Ils viennent du Bangladesh, du Népal ou encore d’Inde. Ces ouvriers immigrés travaillent pour certains depuis plusieurs années sur les chantiers des stades qui accueilleront les matches de la Coupe du monde en 2022 au Qatar.

En 2013, le Guardian avait tiré la sonnette d’alarme après de nombreux décès sur les chantiers. Si les conditions se sont améliorées pour certains, de nombreux ouvriers continuent à dénoncer, dans un nouveau rapport d’Amnesty International, le cauchemar du travail sur les chantiers du Mondial.

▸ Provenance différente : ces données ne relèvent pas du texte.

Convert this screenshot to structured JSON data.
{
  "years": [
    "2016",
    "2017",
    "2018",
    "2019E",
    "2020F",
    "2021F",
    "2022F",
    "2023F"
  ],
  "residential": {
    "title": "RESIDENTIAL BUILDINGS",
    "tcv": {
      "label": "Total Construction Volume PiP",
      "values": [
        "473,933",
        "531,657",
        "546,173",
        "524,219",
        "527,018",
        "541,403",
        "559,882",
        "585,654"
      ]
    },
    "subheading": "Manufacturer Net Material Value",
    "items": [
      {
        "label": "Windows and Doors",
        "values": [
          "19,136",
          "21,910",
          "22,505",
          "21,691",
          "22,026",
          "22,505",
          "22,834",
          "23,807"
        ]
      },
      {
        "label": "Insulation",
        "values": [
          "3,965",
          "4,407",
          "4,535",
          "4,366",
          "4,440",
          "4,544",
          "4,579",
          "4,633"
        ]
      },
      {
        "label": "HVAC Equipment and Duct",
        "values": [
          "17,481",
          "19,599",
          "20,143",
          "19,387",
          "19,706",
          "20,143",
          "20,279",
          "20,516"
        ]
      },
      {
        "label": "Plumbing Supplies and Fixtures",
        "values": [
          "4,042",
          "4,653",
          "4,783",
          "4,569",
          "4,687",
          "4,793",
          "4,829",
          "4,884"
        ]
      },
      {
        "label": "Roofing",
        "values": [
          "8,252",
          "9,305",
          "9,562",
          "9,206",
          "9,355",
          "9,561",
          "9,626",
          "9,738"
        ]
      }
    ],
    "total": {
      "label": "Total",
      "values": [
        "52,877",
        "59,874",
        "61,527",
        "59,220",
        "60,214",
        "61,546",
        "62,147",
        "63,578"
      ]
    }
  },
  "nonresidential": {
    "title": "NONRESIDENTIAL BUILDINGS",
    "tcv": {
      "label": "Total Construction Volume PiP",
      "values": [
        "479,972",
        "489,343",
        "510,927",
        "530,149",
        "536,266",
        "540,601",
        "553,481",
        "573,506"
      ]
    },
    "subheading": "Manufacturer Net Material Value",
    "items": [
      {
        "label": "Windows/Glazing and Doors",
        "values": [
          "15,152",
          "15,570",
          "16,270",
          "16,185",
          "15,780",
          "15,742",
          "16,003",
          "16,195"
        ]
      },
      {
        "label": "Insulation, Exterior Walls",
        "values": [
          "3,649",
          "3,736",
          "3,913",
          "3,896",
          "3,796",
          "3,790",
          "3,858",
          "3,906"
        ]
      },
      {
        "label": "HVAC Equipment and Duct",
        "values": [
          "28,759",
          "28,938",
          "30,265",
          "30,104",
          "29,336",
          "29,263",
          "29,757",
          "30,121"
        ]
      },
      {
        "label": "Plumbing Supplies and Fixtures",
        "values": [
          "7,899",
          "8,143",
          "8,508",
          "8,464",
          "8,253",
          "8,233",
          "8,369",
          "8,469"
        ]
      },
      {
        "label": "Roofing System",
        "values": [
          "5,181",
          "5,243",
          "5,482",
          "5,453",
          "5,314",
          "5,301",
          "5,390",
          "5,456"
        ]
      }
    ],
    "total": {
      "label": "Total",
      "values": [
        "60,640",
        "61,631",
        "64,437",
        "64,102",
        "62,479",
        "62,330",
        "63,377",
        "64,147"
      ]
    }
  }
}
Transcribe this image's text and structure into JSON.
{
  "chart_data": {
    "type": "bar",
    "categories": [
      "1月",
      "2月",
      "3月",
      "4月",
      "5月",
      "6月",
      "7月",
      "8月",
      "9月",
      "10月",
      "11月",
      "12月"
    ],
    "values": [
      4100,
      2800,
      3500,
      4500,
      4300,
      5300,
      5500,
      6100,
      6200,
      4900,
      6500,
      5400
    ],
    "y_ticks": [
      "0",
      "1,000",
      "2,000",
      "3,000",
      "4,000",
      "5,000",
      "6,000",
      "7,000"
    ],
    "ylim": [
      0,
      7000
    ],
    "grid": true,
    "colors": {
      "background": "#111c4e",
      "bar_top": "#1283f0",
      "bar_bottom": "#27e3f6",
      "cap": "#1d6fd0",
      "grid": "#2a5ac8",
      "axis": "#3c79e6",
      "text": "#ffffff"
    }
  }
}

Le "kafala"  ou la règle de la dépendance. Sur les deux cent ouvriers interrogés par l’ONG, presqu’aucun n’a revu sa famille depuis qu’il a quitté son pays pour venir travailler au Qatar. Pourtant, certains ont essayé. Des Népalais, par exemple, ont voulu rentrer quelques jours au pays au moment du séisme de Katmandou. Ils ont demandé l'autorisation à leur patron, qui le leur a refusé. Car c’est la règle au Qatar. Une règle qui porte le nom de "kafala".

Il s’agit d’un "parrainage" entre un employeur et un travailleur immigré qui permet à ce dernier d’obtenir un contrat de travail en toute légalité. Mais en réalité, cette règle "donne tous les pouvoirs à l’employeur", estime Sabine Gagnier, d’Amnesty International, jointe par Europe1.fr. Malgré de nettes améliorations, avec notamment la mise en place par le Qatar d’un comité chargé de veiller aux conditions de travail et de logement de ces travailleurs, de nombreux abus perdurent, selon l’ONG.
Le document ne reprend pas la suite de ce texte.